We were the class with the most awesome alumni babes. I swear, it is as if the women of our class were fine wines, improving with age. Or pickles, soaking in chili-infused brine, and only getting hotter with time.
This paean appeared on the Yale Class of 1988’s private Facebook page, which popped up in waves of enthusiasm and nostalgia that followed our 25th reunion. I found the note buried in a comment string of a post I made regarding the Class of ’88’s record-breaking attendance.
What could I do? Leave the gallant poster—let’s call him George—stranded in a Facebook cul de sac?
No, I reposted the comment in the main newsfeed with the question:
How many likes can we get for George?
The answer to date: 23 Likes and 44 comments.
Which, for the record in this record-breaking class, qualifies my post as the record breaker of the Yale 88 Facebook page.
Comments began appreciative from the women…
George, you definitely deserve an award for that comment!
I have never been compared to a pickle before. Certainly not in a good way. I like it.
…and got competitive from at least one man. Let’s call him Robert. He tried to one-up George recounting the comments at his all-male reunion table. Which (evidently) were…
Holy shit…the women all got MUCH hotter.
Can you BELIEVE how hot our classmates are???
Were all of these gorgeous women in New Haven with us?
There are literally HUNDREDS of beautiful women.
Robert went on to eclipse poor George with the following: “It was non-stop. Every guy noticed. Not stealing thunder from George, but we all noticed. Every one of us.”
Now, we’re talking about Yale here, and the year 1988. When we matriculated, 1984, women had only been attending for 15 years. If you think that’s a long time, I ask you to remember that 15 years ago from right now was 1998. It still took a fair amount of courage for a young girl to tackle the patriarchal institution. Consequently, the class of ‘88 has many women attuned to issues of gender and female empowerment.

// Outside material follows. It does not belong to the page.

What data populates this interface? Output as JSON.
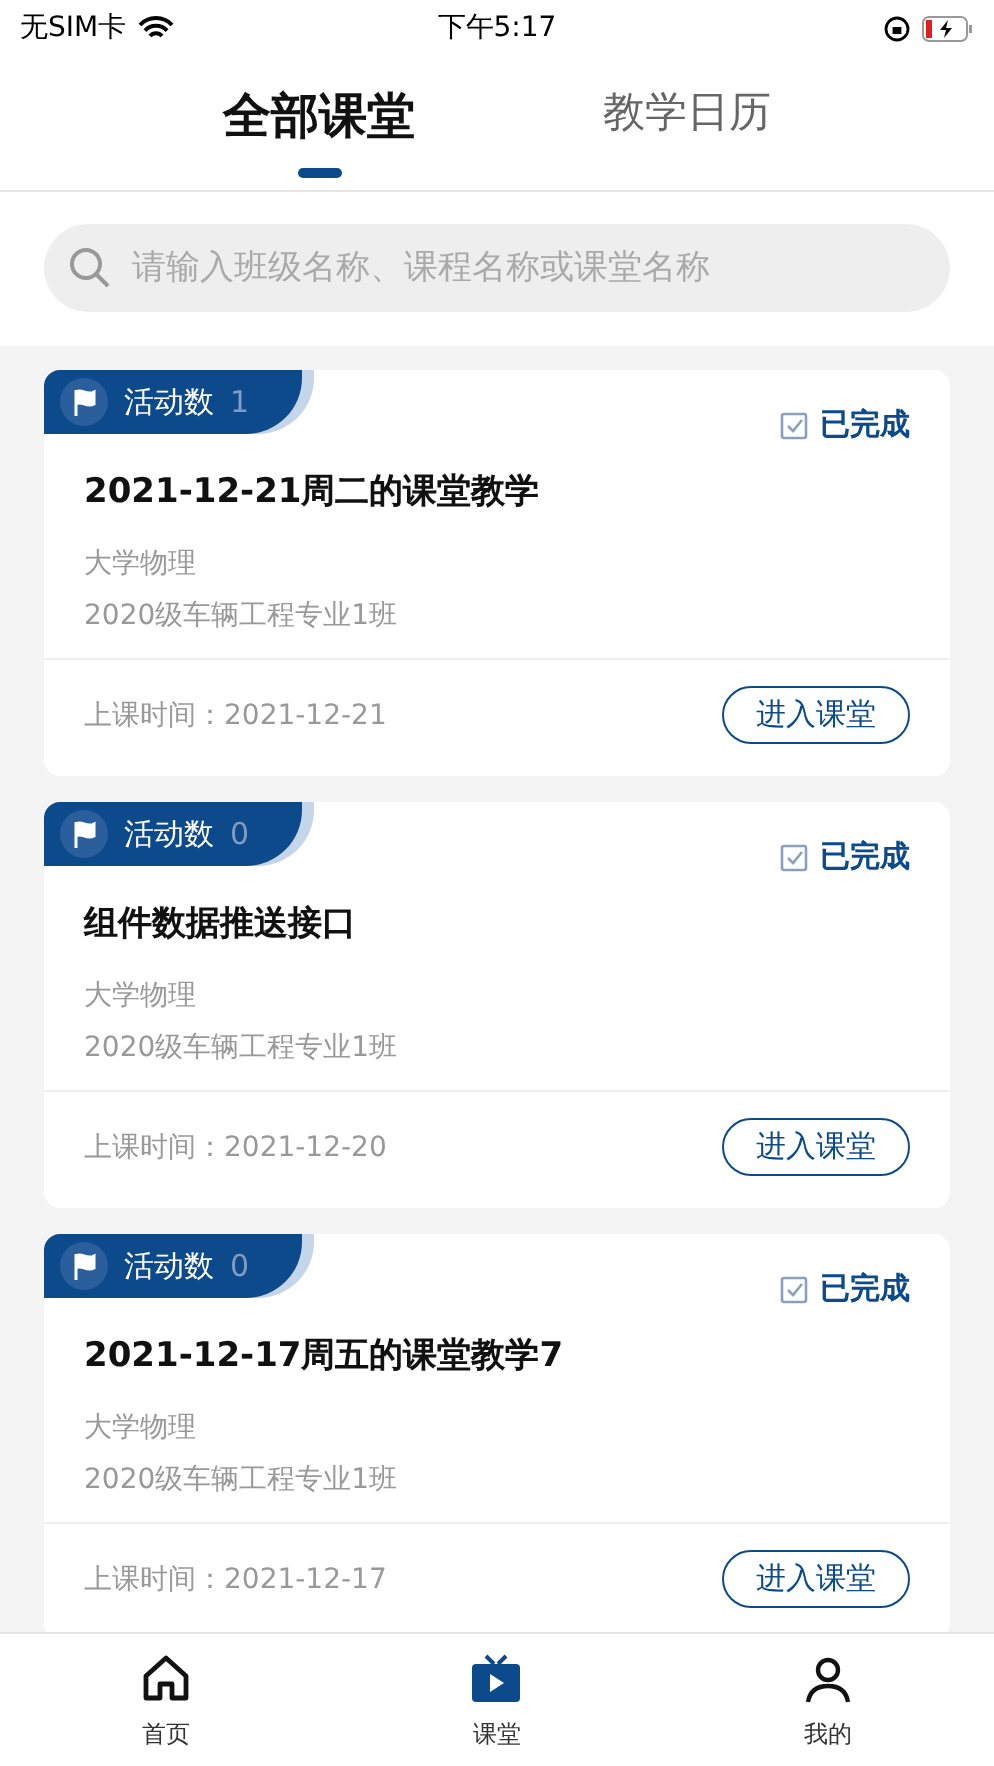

I would like to consider myself one of them.
One of these intrepid classmates (God bless her) weighed in with the (perhaps inevitable) finger wagging on the female-objectification thread. A man (God bless him) suggested that Yale 88 men appreciated Yale 88 women’s intellectual as well as physical attractiveness.
Naturally, both were pounced on with gusto. I’ll sum it up here:
Several 46-year-old women chimed in with, “Go ahead! Objectify me! Please!”
Several men said, “And, by the way, nice try, but we pretty much meant physically attractive. We weren’t thinking about their brains at all.”
The thread then petered out on the pickle metaphor, with the guys coopting it for their own purposes, riffing on whose pickle is bigger.
I suppose we’re left to conclude that while the women may be just as pretty as they were years ago, the men are just as mature. We’ve sure come a long way, baby.
25th reunions produce lots of philosophizing. This active thread left me thinking about the two big things everyone worries about when they attend a reunion: How do I look? And, What have I accomplished?
How do I look?
We all cling to physical beauty, probably because we’re afraid of death. But that’s assuming we’re pretty to begin with. God help anyone in this society (especially a woman) who is a dog.
I have a friend whose daughter is what you might call the opposite of a traditional teen beauty. Too big. Too acned. Too frizzy-haired. Guess what this girl did? She entered her high school beauty pageant, endured the mocking of all the “mean girls,” and walked down the runway, plus sized dress and all. She said it was to challenge norms of beauty.
Now that’s courage.
Our Yale ’88 class has no shortage of stars in its firmament. Head writer for the Daily Show, actors from Pulp Fiction and West Wing, members of this presidential administration and that presidential administration, CIA muckity-mucks, senior scientist for NASA. You want to feel insecure about what you’ve accomplished? Attend a Yale reunion.
It’s easy to be bewitched by the marquis twinkle of these titles, and puts us in danger of forgetting the important work being done by the advocate in the state department of human rights, the teacher, the organic farmer, the struggling not-yet-famous writers, the wonderful husbands, wives, fathers and moms. All of whom are also members of the record-breaking Yale 88 class.
So, go ahead, boys. Carry on about your pickles. It’s all in good fun. I, for one, was charmed by dear George’s appreciation. (You too, Robert.) And I would like to extend that glow to all my fellow and sister classmates. You all rock for all kinds of reasons. Thanks for a great reunion!